4.) When did you realize you wanted to pursue being an artistic person not only personally, but professionally? How did that change your drive to do it?

 I don’t think I’ve ever had this realization. Pursuing art professionally simply means you find a way to earn a living around your writing, so that you might keep doing it. It buys you time, space, freedom. I don’t think any artist starts working with the thought: I’d like to make something beautiful to sell to someone else. You just want to make something beautiful, or maybe you just want to make, period. I’m still not sure I want to write professionally, but I want to write, and so the professionally part makes it viable.

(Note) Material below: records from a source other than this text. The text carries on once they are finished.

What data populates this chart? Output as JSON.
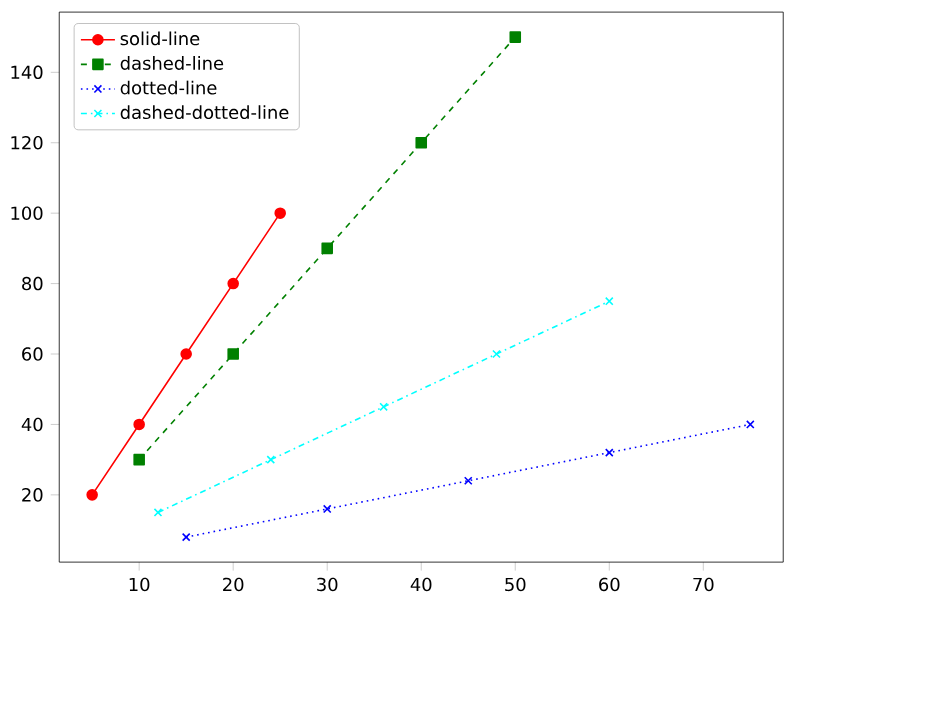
{
  "chart_data": {
    "type": "line",
    "xlim": [
      1.5,
      78.5
    ],
    "ylim": [
      0.9,
      157.1
    ],
    "xticks": [
      10,
      20,
      30,
      40,
      50,
      60,
      70
    ],
    "yticks": [
      20,
      40,
      60,
      80,
      100,
      120,
      140
    ],
    "grid": false,
    "legend": "top left",
    "series": [
      {
        "name": "solid-line",
        "color": "#ff0000",
        "marker": "circle",
        "line_style": "solid",
        "x": [
          5,
          10,
          15,
          20,
          25
        ],
        "values": [
          20,
          40,
          60,
          80,
          100
        ]
      },
      {
        "name": "dashed-line",
        "color": "#008000",
        "marker": "square",
        "line_style": "dashed",
        "x": [
          10,
          20,
          30,
          40,
          50
        ],
        "values": [
          30,
          60,
          90,
          120,
          150
        ]
      },
      {
        "name": "dotted-line",
        "color": "#0000ff",
        "marker": "cross",
        "line_style": "dotted",
        "x": [
          15,
          30,
          45,
          60,
          75
        ],
        "values": [
          8,
          16,
          24,
          32,
          40
        ]
      },
      {
        "name": "dashed-dotted-line",
        "color": "#00ffff",
        "marker": "cross",
        "line_style": "dashdot",
        "x": [
          12,
          24,
          36,
          48,
          60
        ],
        "values": [
          15,
          30,
          45,
          60,
          75
        ]
      }
    ]
  }
}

5.) How do physical locations inspire your artistic expression? Any places that make you feel especially creative?

Place is such a huge part of my work. I’m inspired by setting whether it’s a mountain peak or a basement in the suburbs. I grew up in Kansas, and that setting has yet to exit my imagination. It’s a bottomless well I still pool from, even though I’ve been gone for years. In terms of creativity, I think the feelings I associate with a place are much more important than any physical qualities. I’m inspired by the people I knew, the memories I built, and how I felt while I was there. Place is about so much more than mountains, cityscapes, or forests. It’s about emotional context—that’s the part that interests me.